For three days straight, beginning the morning of October 24, the lawsuit alleges that jail security staff revoked the “dark privileges” of dozens of victims. The revocation of “dark privileges” meant that the lights inside the females pods were kept on day and night, a form of psychological torture, previously employed by US military and CIA torturers as a method to disrupt prisoners’ natural sleeping patterns.

In addition to keeping the lights on at all hours, the prison guards kept the women on “lockdown” status, preventing them from leaving their pods or using other “privileges.” Furthermore in the days that followed the attack, the lawsuit alleges that jail guards conducted shakedowns of the female prisoners pods and confiscated authorized personal items such as pillows, blankets and personal hygiene items “without any legitimate security reason.”

In an interview with Law & Crime, one of the attorneys for some of the women, William McCall, said that the attacks only became known after one of the women who was raped complained and was then moved to a different jail. The woman became pregnant due to the rape but later miscarried.

McCall told Law & Crime that during the hours-long assault, most of the women were “cowering under bunks” or hiding in bathrooms. McCall said that women who came forward to report the attacks to police were “treated like they were the perpetrators.”

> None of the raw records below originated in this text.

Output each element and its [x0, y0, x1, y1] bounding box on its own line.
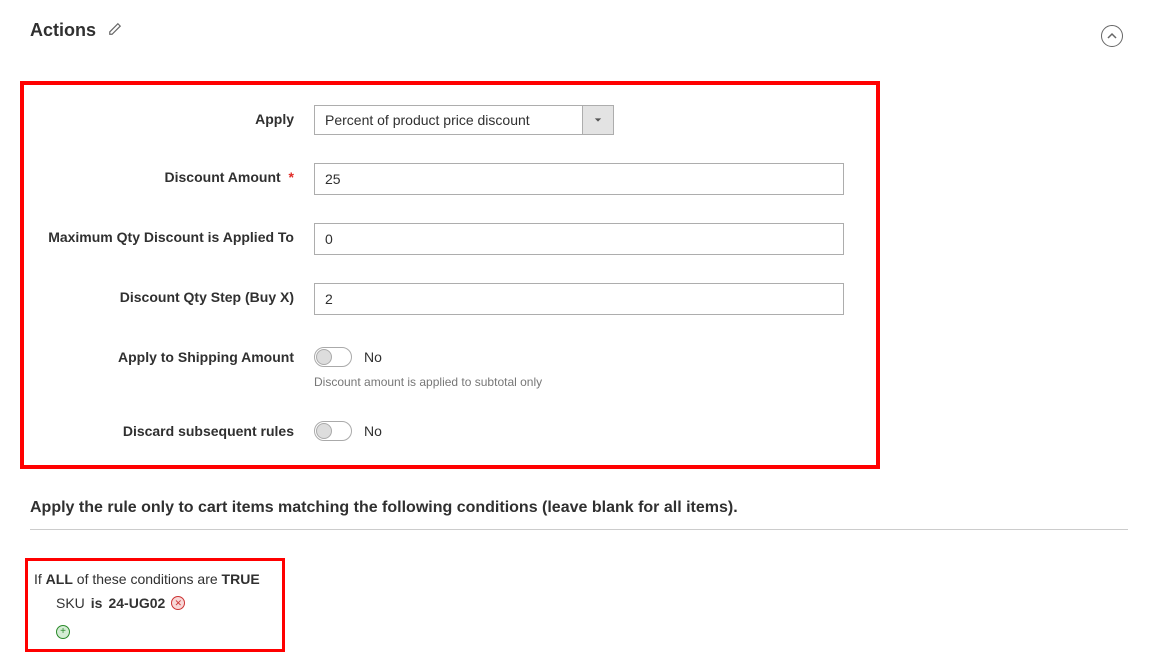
discard-rules-value: No — [364, 423, 382, 439]
collapse-toggle[interactable] — [1101, 25, 1123, 47]
field-apply: Apply Percent of product price discount — [34, 105, 856, 135]
add-condition-icon[interactable]: + — [56, 625, 70, 639]
field-qty-step: Discount Qty Step (Buy X) — [34, 283, 856, 315]
max-qty-label: Maximum Qty Discount is Applied To — [34, 223, 314, 245]
apply-shipping-toggle[interactable] — [314, 347, 352, 367]
cond-value[interactable]: TRUE — [222, 571, 260, 587]
field-discard-rules: Discard subsequent rules No — [34, 417, 856, 441]
toggle-knob — [316, 349, 332, 365]
conditions-heading: Apply the rule only to cart items matchi… — [30, 499, 1128, 530]
edit-icon[interactable] — [108, 20, 122, 41]
condition-item: SKU is 24-UG02 ✕ — [34, 595, 270, 611]
actions-highlight-box: Apply Percent of product price discount … — [20, 81, 880, 469]
chevron-up-icon — [1107, 31, 1117, 41]
qty-step-input[interactable] — [314, 283, 844, 315]
apply-shipping-label: Apply to Shipping Amount — [34, 343, 314, 365]
field-discount-amount: Discount Amount * — [34, 163, 856, 195]
cond-operator[interactable]: is — [91, 595, 103, 611]
conditions-highlight-box: If ALL of these conditions are TRUE SKU … — [25, 558, 285, 652]
cond-prefix: If — [34, 571, 46, 587]
discard-rules-label: Discard subsequent rules — [34, 417, 314, 439]
apply-shipping-hint: Discount amount is applied to subtotal o… — [314, 375, 844, 389]
dropdown-arrow-icon[interactable] — [582, 105, 614, 135]
field-apply-shipping: Apply to Shipping Amount No Discount amo… — [34, 343, 856, 389]
qty-step-label: Discount Qty Step (Buy X) — [34, 283, 314, 305]
apply-label: Apply — [34, 105, 314, 127]
discard-rules-toggle[interactable] — [314, 421, 352, 441]
section-title: Actions — [30, 20, 96, 41]
required-asterisk: * — [289, 169, 294, 185]
field-max-qty: Maximum Qty Discount is Applied To — [34, 223, 856, 255]
cond-aggregator[interactable]: ALL — [46, 571, 73, 587]
discount-amount-label-text: Discount Amount — [165, 169, 281, 185]
apply-select-value: Percent of product price discount — [314, 105, 582, 135]
max-qty-input[interactable] — [314, 223, 844, 255]
cond-mid: of these conditions are — [73, 571, 222, 587]
cond-item-value[interactable]: 24-UG02 — [108, 595, 165, 611]
toggle-knob — [316, 423, 332, 439]
discount-amount-input[interactable] — [314, 163, 844, 195]
condition-root: If ALL of these conditions are TRUE — [34, 571, 270, 587]
section-header: Actions — [30, 20, 1128, 41]
discount-amount-label: Discount Amount * — [34, 163, 314, 185]
apply-shipping-value: No — [364, 349, 382, 365]
remove-condition-icon[interactable]: ✕ — [171, 596, 185, 610]
apply-select[interactable]: Percent of product price discount — [314, 105, 614, 135]
cond-attribute[interactable]: SKU — [56, 595, 85, 611]
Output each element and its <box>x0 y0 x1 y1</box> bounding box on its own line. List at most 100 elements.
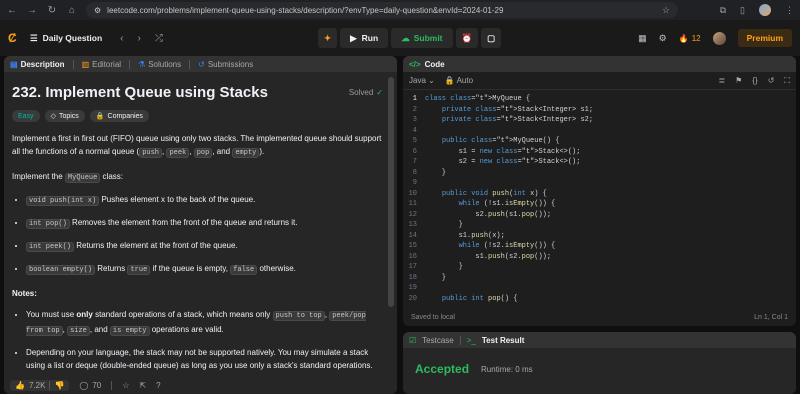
tab-editorial[interactable]: ▥ Editorial <box>82 60 121 69</box>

That the police are engaged in a massive cover-up is clear from the charges filed against former corrections Officer Lowe. Reporting on his arrest last October, Fox Louisville affiliate WDRB quoted Scottie Maples, chief deputy of the Clark County Sheriff’s Office.

Maples made no mention of the mass assault that took place at the prison due to Lowe’s and other officers’ actions. In a probable cause affidavit filed by the police last year, Lowe admitted to propping a door open allowing the inmates to access a secure area of the jail where the keys were located after an inmate offered him $1,000.

Downplaying the incident, Maples said that the keys obtained “were not security, exit doors.” He said, “They wouldn’t have been able to escape with those keys. They would have allowed internal movement within the jail probably to traffic things.” (Emphasis added.)

He added, “We are still investigating all the incidents we can. The subject here was criminally charged. I don’t anticipate other charges coming to inmates. The main focus was if we had a corrupt officer to put him in jail.”

Lowe was only charged with three crimes, trafficking with an inmate, aiding escape and official misconduct. A judge set his bond at $10,000 cash, and Lowe was released on Tuesday, October 26, 2021 on his own recognizance. His trial begins this September. Over 10 months later, no other prison guards or inmates have been charged with any crimes.

There is no question that the Clark County jail had adequate camera technology to observe the inmates at all times.

The jail previously allowed A&E to film the reality television show 60 Days In within the confines of the jail. The dystopian premise of the show is that “innocent volunteers” spend 60 days in jail with cameras recording inmates and guards alike. After episodes recorded in Clark County jail aired in 2016, revealing criminal activity by guards and inmates alike, Noel said that seven officers within the jail resigned, and five were fired for “unacceptable behavior.”

Noel told the Courier-Journal in 2016 that “over $200,000” worth of “surveillance equipment” was donated to the jail by A&E after the filming took place. Noel also said that for allowing A&E to film inside the jail, the sheriff’s office was paid $500 a day to film, totaling over $51,000.